From Pasture to Puplit:

Torah, Text, and Personal Journey of Shofar Creation

Aravah Berman-Mirkin

Over the chag (holiday) weekend I had the opportunity to share with 15 people my intimate journey of uncovering the process of learning how to make shofarot in the diaspora as one of the offerings for Rosh Hashana 5784 at the Isabella Freedman Retreat Center in Falls Village, CT.

 In the first portion of my class, I shared how my experience as a child of Soviet-Jewish immigrants has deeply impacted my relationship to Judaism and Jewishness – which cannot be separated out from the work I do as a craftsperson concentrated on sacred Jewish art and Judaica. The more I share my story in predominantly American Jewish spaces, the more essential I find it is to not gloss over my origins and how I arrived to this very moment, but instead delve further into it.

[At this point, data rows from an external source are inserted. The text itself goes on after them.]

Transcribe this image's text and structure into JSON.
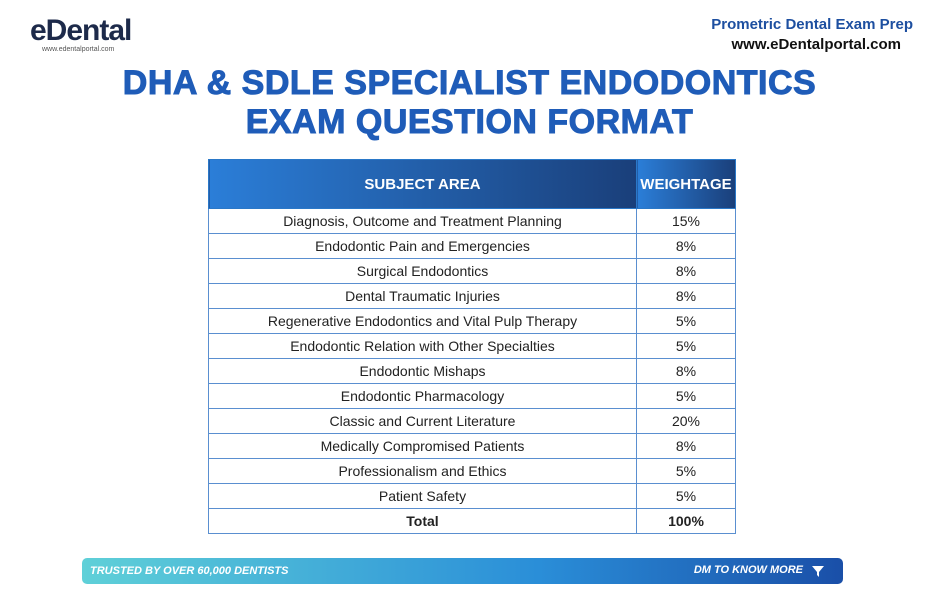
{
  "header": {
    "logo": "eDental",
    "logo_url": "www.edentalportal.com",
    "tagline": "Prometric Dental Exam Prep",
    "website": "www.eDentalportal.com"
  },
  "title": {
    "line1": "DHA & SDLE SPECIALIST ENDODONTICS",
    "line2": "EXAM QUESTION FORMAT"
  },
  "table": {
    "columns": [
      "SUBJECT AREA",
      "WEIGHTAGE"
    ],
    "rows": [
      [
        "Diagnosis, Outcome and Treatment Planning",
        "15%"
      ],
      [
        "Endodontic Pain and Emergencies",
        "8%"
      ],
      [
        "Surgical Endodontics",
        "8%"
      ],
      [
        "Dental Traumatic Injuries",
        "8%"
      ],
      [
        "Regenerative Endodontics and Vital Pulp Therapy",
        "5%"
      ],
      [
        "Endodontic Relation with Other Specialties",
        "5%"
      ],
      [
        "Endodontic Mishaps",
        "8%"
      ],
      [
        "Endodontic Pharmacology",
        "5%"
      ],
      [
        "Classic and Current Literature",
        "20%"
      ],
      [
        "Medically Compromised Patients",
        "8%"
      ],
      [
        "Professionalism and Ethics",
        "5%"
      ],
      [
        "Patient Safety",
        "5%"
      ]
    ],
    "total": [
      "Total",
      "100%"
    ]
  },
  "footer": {
    "left": "TRUSTED BY OVER 60,000 DENTISTS",
    "right": "DM TO KNOW MORE"
  }
}
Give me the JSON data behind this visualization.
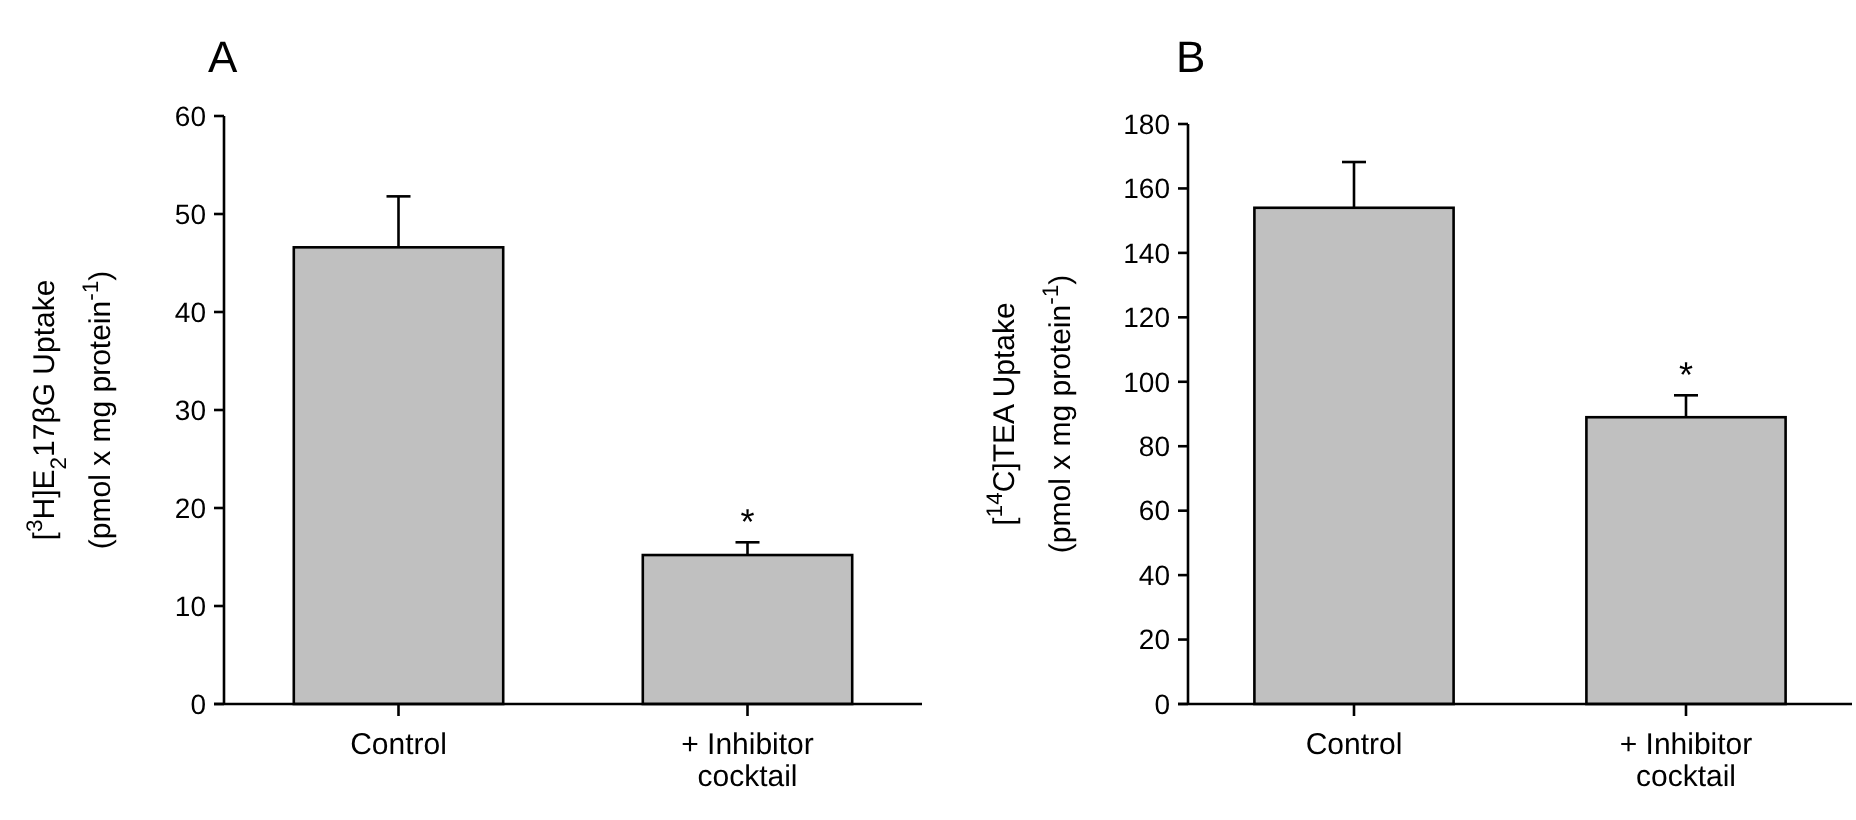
{
  "chart_data": [
    {
      "type": "bar",
      "title": "A",
      "ylabel": "[$^{3}$H]E$_{2}$17βG Uptake\n(pmol x mg protein$^{-1}$)",
      "categories": [
        "Control",
        "+ Inhibitor cocktail"
      ],
      "values": [
        46.6,
        15.2
      ],
      "errors": [
        [
          46.6,
          51.8
        ],
        [
          15.2,
          16.5
        ]
      ],
      "color": "#c0c0c0",
      "ylim": [
        0,
        60
      ],
      "yticks": [
        0,
        10,
        20,
        30,
        40,
        50,
        60
      ],
      "grid": false,
      "annotations": [
        {
          "text": "*",
          "x": "+ Inhibitor cocktail",
          "y": 16.5
        }
      ]
    },
    {
      "type": "bar",
      "title": "B",
      "ylabel": "[$^{14}$C]TEA Uptake\n(pmol x mg protein$^{-1}$)",
      "categories": [
        "Control",
        "+ Inhibitor cocktail"
      ],
      "values": [
        154,
        89
      ],
      "errors": [
        [
          154,
          168.2
        ],
        [
          89,
          95.8
        ]
      ],
      "color": "#c0c0c0",
      "ylim": [
        0,
        180
      ],
      "yticks": [
        0,
        20,
        40,
        60,
        80,
        100,
        120,
        140,
        160,
        180
      ],
      "grid": false,
      "annotations": [
        {
          "text": "*",
          "x": "+ Inhibitor cocktail",
          "y": 95.8
        }
      ]
    }
  ]
}
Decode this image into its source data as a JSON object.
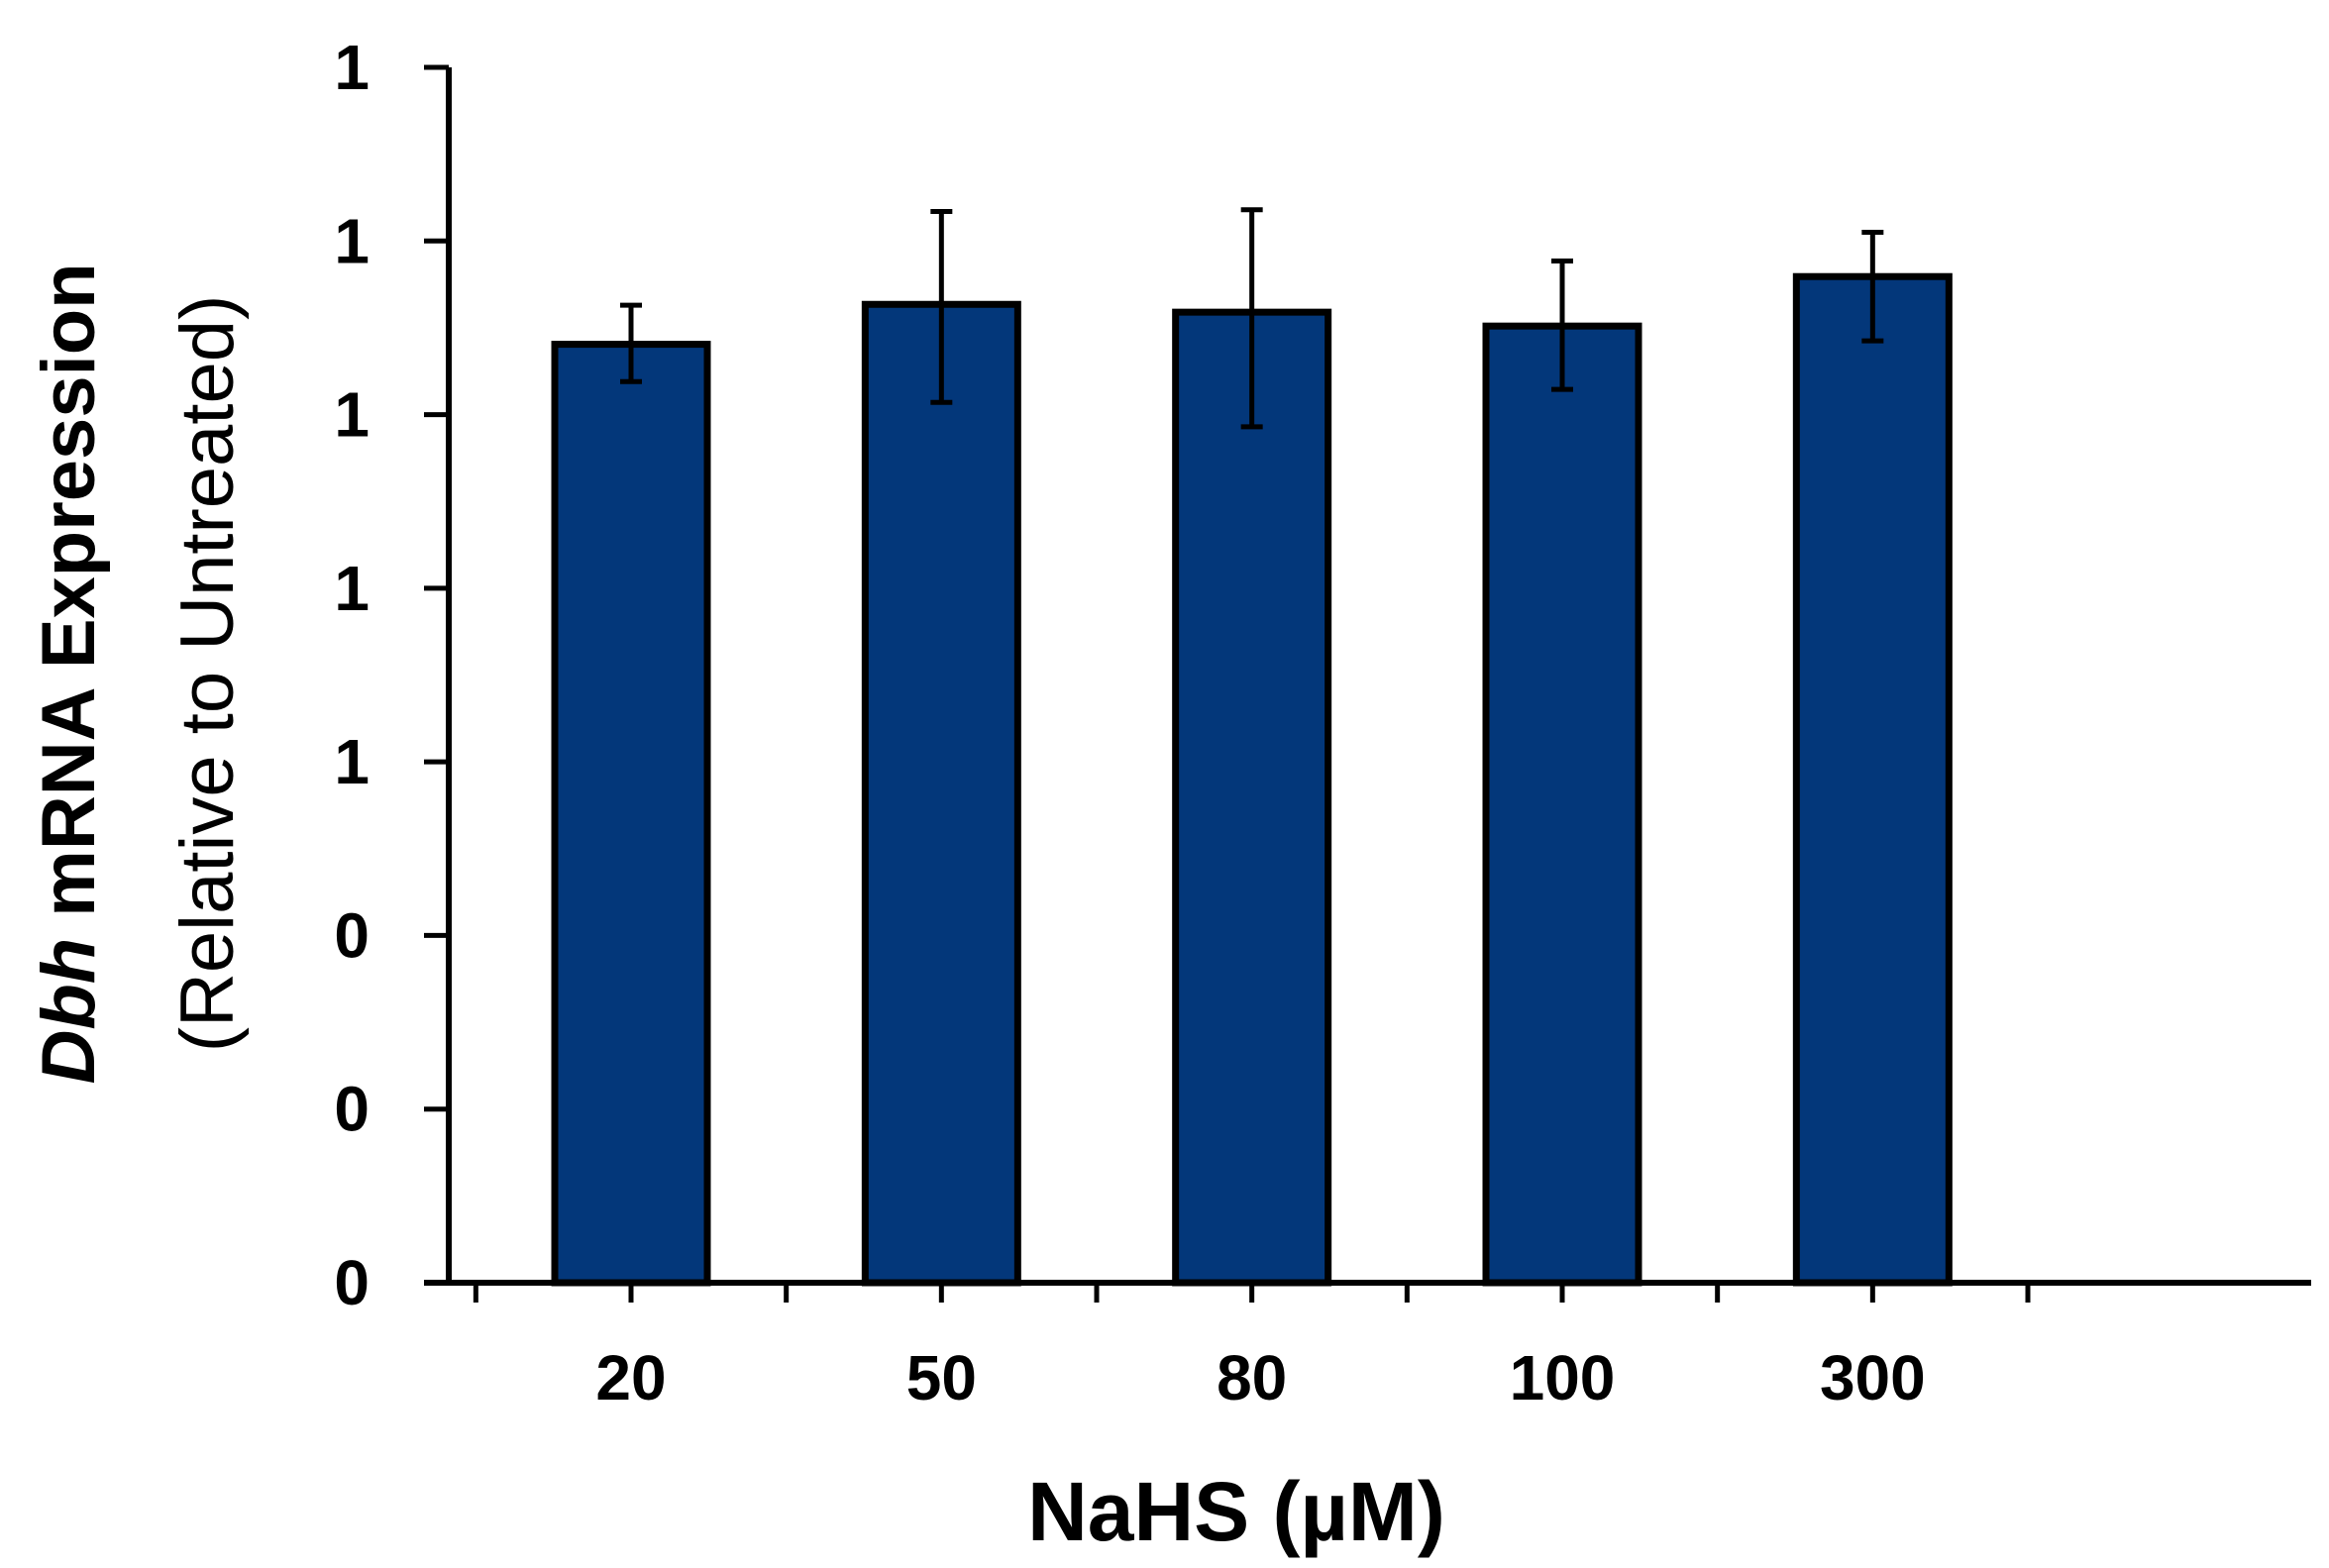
{
  "chart_data": {
    "type": "bar",
    "categories": [
      "20",
      "50",
      "80",
      "100",
      "300"
    ],
    "values": [
      1.081,
      1.127,
      1.118,
      1.102,
      1.159
    ],
    "error_upper": [
      1.126,
      1.234,
      1.236,
      1.177,
      1.21
    ],
    "error_lower": [
      1.038,
      1.014,
      0.986,
      1.029,
      1.085
    ],
    "ylim": [
      0,
      1.4
    ],
    "yticks": [
      0,
      0.2,
      0.4,
      0.6,
      0.8,
      1.0,
      1.2,
      1.4
    ],
    "ytick_labels": [
      "0",
      "0",
      "0",
      "1",
      "1",
      "1",
      "1",
      "1"
    ],
    "xlabel": "NaHS (µM)",
    "ylabel_gene": "Dbh",
    "ylabel_rest": " mRNA Expression",
    "ylabel_line2": "(Relative to Untreated)",
    "bar_color": "#03377A",
    "grid": false
  }
}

The other half of my class was focused on the implications of working with materials that are derived from animals, the struggle to learn an ancient craft without a mentor and rebuilding the practice anew in and for the diaspora. After making my first rudimentary pair of shofarot in 2019, I began to deepen this journey of learning in 2022. What has become crystal clear to me is that Judaica, and especially Judaica created from animal products – shofarot, and klaf (parchment) used for torah scrolls, mezuzot, and tefillin – has deeper ethical implications than the materials I have previously used (clay, wood, cloth). The further into this work I go, the more I learn about how multifaced the damage is from the mass production of these ritual objects. Beyond being produced in Israel / Palestine, most of the horns used for shofarot are imported without transparency from North Africa. Some of the animal skins used for making klaf come from unborn calves via factory farms in the US. Not only is it essential that sacred Jewish arts be made in the diaspora, but there is great opportunity to source these animal products from small farms who care about the welfare of the animals they tend to. I’ve sourced horns direct from farms all over the country, from Washington to Wisconsin, New Hampshire, and Vermont. It is my belief that if the ritual object is to be used as a sacred tool / technology, then the provenance and creation of that object must also be treated as sacred – the lives of the animals who we rely on must be revered and well cared for if they are going to assist us in our relationship to HaShem, each other, and the world.

 I am energized and motivated to locate the production and manufacture of our most sacred objects to the regions we call home and first we must start with the transmission of that knowledge, much of which exists in I/P. There are layers of complexity to hold and knowledge to uncover and demystify. I am carrying forth my own personal vision of what’s possible and excited to dedicate my time and energy towards that unearthing.